製造DX事業に参入し現場の知見を外部展開

「Totonoworks」を利用した作業イメージ
雪印メグミルクは9月2日、初の製造業向けDXサービス「Totonoworks(トトノワークス)」の販売を開始した。同日、本社(東京都港区)で記者説明会を開き、未来づくり部長の堀成輝常務のあいさつに続き、プロジェクトリーダーで海老名工場長の柊拓志氏が取り組みの背景とサービス概要を説明した。自社工場の製造現場で培った改善ノウハウをデジタル化し、食品製造業を中心に社外へ展開する新規事業で、作業の抜け漏れや判断ミスなどのヒューマンエラーを防ぐとともに、作業者の負担軽減、人材育成、生産性向上を支援する。
■現場の知見を社会課題の解決へ
堀常務は事業化の背景について、「当社は経営計画『Next Design 2030』で、取り組むべき重要課題の一つとして『食の持続性の実現』を掲げている」と説明。2024年4月に設置した未来づくり部について、「既存事業の枠にとらわれることなく、新たな価値の創出とイノベーションを推進する組織」と位置付けた。その上で、「当社が長年培ってきた技術や知見、そして現場で働く社員一人ひとりの経験を、これまでの事業の中だけにとどめず、社会課題の解決に生かしていく」と強調。「Totonoworks」は、こうした考えから生まれた新規事業となる。

堀常務

海老名工場長の柊氏
■「人が人をカバー」からデジタルへ
開発の原点は、18年頃から海老名工場で進めてきたヒューマンエラー対策。柊氏は、従来の現場では「人が人をカバーする」形で、ダブルチェックやチェック項目を増やすことでミスを防いできたと説明する。一方、「人がやることにはどうしても間違いが発生してしまう」とし、デジタルによって人が判断していた部分を置き換える取り組みに着手した。複数工場へのヒアリングなどを通じてリスクの高い工程を洗い出し、約2年間の運用・改善と社外での小規模実証を重ねて事業化に至った。自社工場では、ヒューマンエラーの削減や教育・訓練時間の約50%短縮などの効果を確認している。
■「確認・記録・判断」をデジタル化
「Totonoworks」は、製造現場の作業手順と記録業務を一体化し、作業者を正しい手順へ導くデジタル日報サービス。柊氏は「『Totonoworks』で実現したいことは、ミスを未然に防止し、作業者の負担を軽減することで、製造現場で働く人々が迷いや不安なく、安心して作業できる環境を整えること」と説明した。従来、作業者が紙の日報を見ながら確認し、手書きで記録し、頭で正しいかを判断していた作業を、タブレット上で誘導・自動記録・判定する。特に原材料の計量・投入では、原材料名やロット、使用期限などをQRコードで読み取り、正しい材料かどうかをデジタルで判定する仕組みを構築している。

販売開始時の「Totonoworks」アプリ機能提供範囲
■心理的負担の軽減にも
導入効果は作業効率だけにとどまらない。柊氏によると、導入当初は紙の日報からタブレットへ移行することにネガティブな反応もあったが、利用が進むにつれて、「判断を人に頼らなくてよいことで心理的な負担が軽減された」という声が現場から聞かれるようになったという。

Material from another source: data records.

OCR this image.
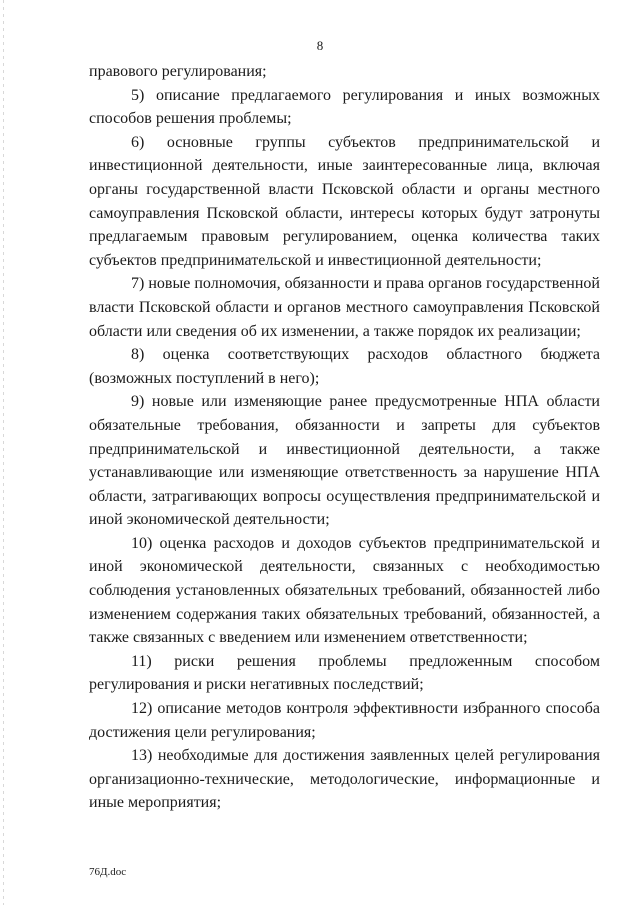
8

правового регулирования;

5) описание предлагаемого регулирования и иных возможных способов решения проблемы;

6) основные группы субъектов предпринимательской и инвестиционной деятельности, иные заинтересованные лица, включая органы государственной власти Псковской области и органы местного самоуправления Псковской области, интересы которых будут затронуты предлагаемым правовым регулированием, оценка количества таких субъектов предпринимательской и инвестиционной деятельности;

7) новые полномочия, обязанности и права органов государственной власти Псковской области и органов местного самоуправления Псковской области или сведения об их изменении, а также порядок их реализации;

8) оценка соответствующих расходов областного бюджета (возможных поступлений в него);

9) новые или изменяющие ранее предусмотренные НПА области обязательные требования, обязанности и запреты для субъектов предпринимательской и инвестиционной деятельности, а также устанавливающие или изменяющие ответственность за нарушение НПА области, затрагивающих вопросы осуществления предпринимательской и иной экономической деятельности;

10) оценка расходов и доходов субъектов предпринимательской и иной экономической деятельности, связанных с необходимостью соблюдения установленных обязательных требований, обязанностей либо изменением содержания таких обязательных требований, обязанностей, а также связанных с введением или изменением ответственности;

11) риски решения проблемы предложенным способом регулирования и риски негативных последствий;

12) описание методов контроля эффективности избранного способа достижения цели регулирования;

13) необходимые для достижения заявленных целей регулирования организационно-технические, методологические, информационные и иные мероприятия;

76Д.doc
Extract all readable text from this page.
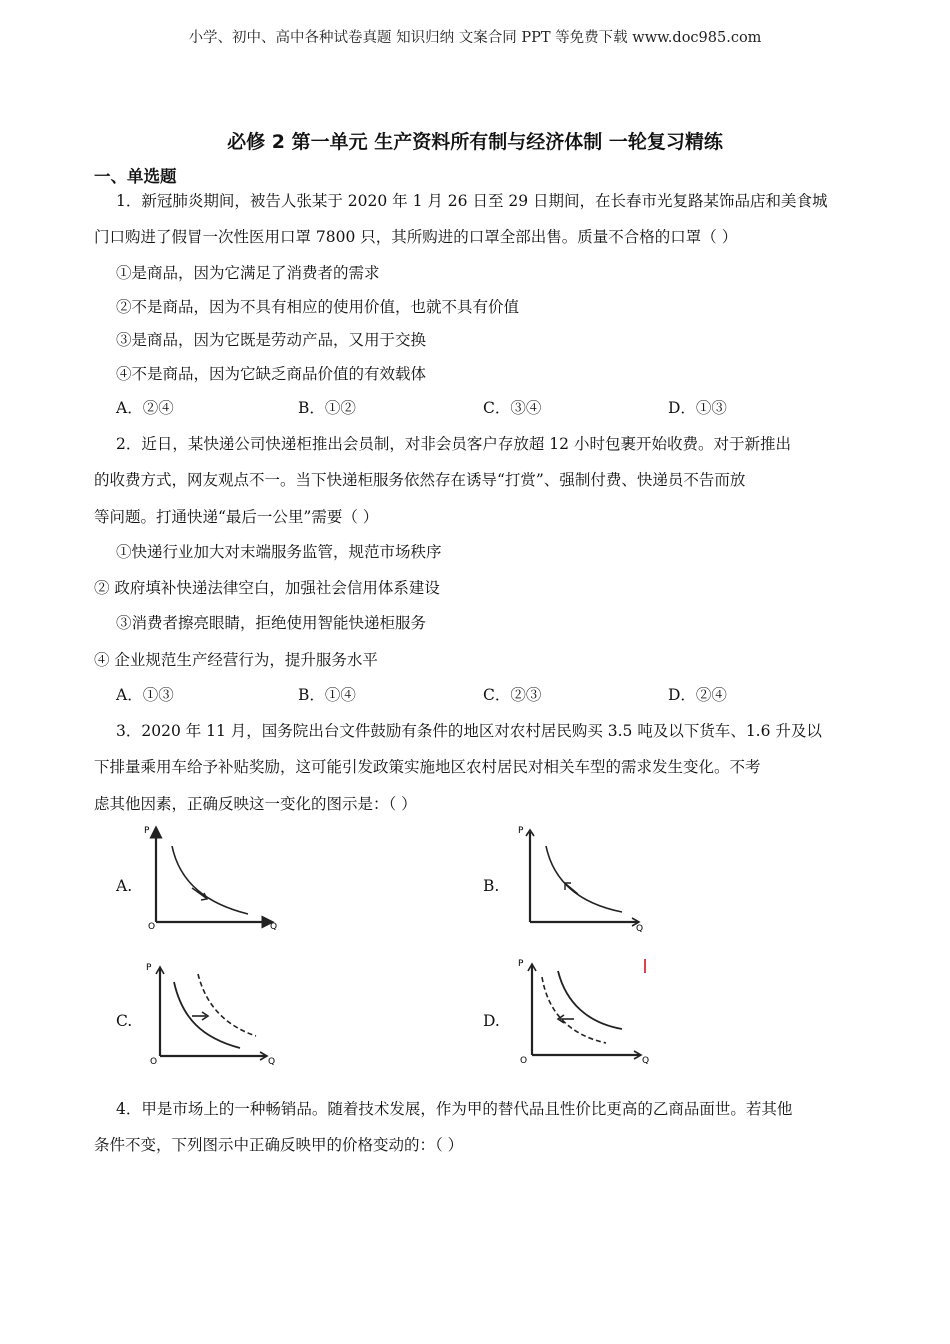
小学、初中、高中各种试卷真题 知识归纳 文案合同 PPT 等免费下载 www.doc985.com
必修 2 第一单元 生产资料所有制与经济体制 一轮复习精练
一、单选题
1．新冠肺炎期间，被告人张某于 2020 年 1 月 26 日至 29 日期间，在长春市光复路某饰品店和美食城
门口购进了假冒一次性医用口罩 7800 只，其所购进的口罩全部出售。质量不合格的口罩（ ）
①是商品，因为它满足了消费者的需求
②不是商品，因为不具有相应的使用价值，也就不具有价值
③是商品，因为它既是劳动产品，又用于交换
④不是商品，因为它缺乏商品价值的有效载体
A．②④	B．①②	C．③④	D．①③
2．近日，某快递公司快递柜推出会员制，对非会员客户存放超 12 小时包裹开始收费。对于新推出
的收费方式，网友观点不一。当下快递柜服务依然存在诱导“打赏”、强制付费、快递员不告而放
等问题。打通快递“最后一公里”需要（ ）
①快递行业加大对末端服务监管，规范市场秩序
② 政府填补快递法律空白，加强社会信用体系建设
③消费者擦亮眼睛，拒绝使用智能快递柜服务
④ 企业规范生产经营行为，提升服务水平
A．①③	B．①④	C．②③	D．②④
3．2020 年 11 月，国务院出台文件鼓励有条件的地区对农村居民购买 3.5 吨及以下货车、1.6 升及以
下排量乘用车给予补贴奖励，这可能引发政策实施地区农村居民对相关车型的需求发生变化。不考
虑其他因素，正确反映这一变化的图示是：（ ）
A.	B.
C.	D.
P
O	Q
P
Q
P
O	Q
P
O	Q
4．甲是市场上的一种畅销品。随着技术发展，作为甲的替代品且性价比更高的乙商品面世。若其他
条件不变，下列图示中正确反映甲的价格变动的：（ ）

「家に帰ってから、チェックを忘れたのではないかと思い出すことがなくなった」という声も寄せられた。また、電子化した日報をデータベースとして蓄積することで、現場改善につなげられる点もメリットとして挙げる。

実際の現場
■10月から商談、27年春に機能拡張
導入に向けては、26年10月から乳業・食品製造業を中心に商談を開始する。まずは現在実装している「計量・投入」工程の日報アプリを中心に導入を進め、現場での実績や知見を蓄積。その上で、27年春にかけて充填や稼働管理など対応工程・アプリ機能を順次拡張し、販売を広げていく計画だ。さらに数年後をめどに対象顧客セグメントとアプリ機能を拡大し、食品製造業にとどまらず、幅広い製造業の生産性向上を目指す。導入時には同社の現場経験者が現場調査から設定、レクチャー、定着まで伴走する。柊氏は「現場で試行錯誤しながら作り上げたメンバーだからこそ、こうした支援ができる」としている。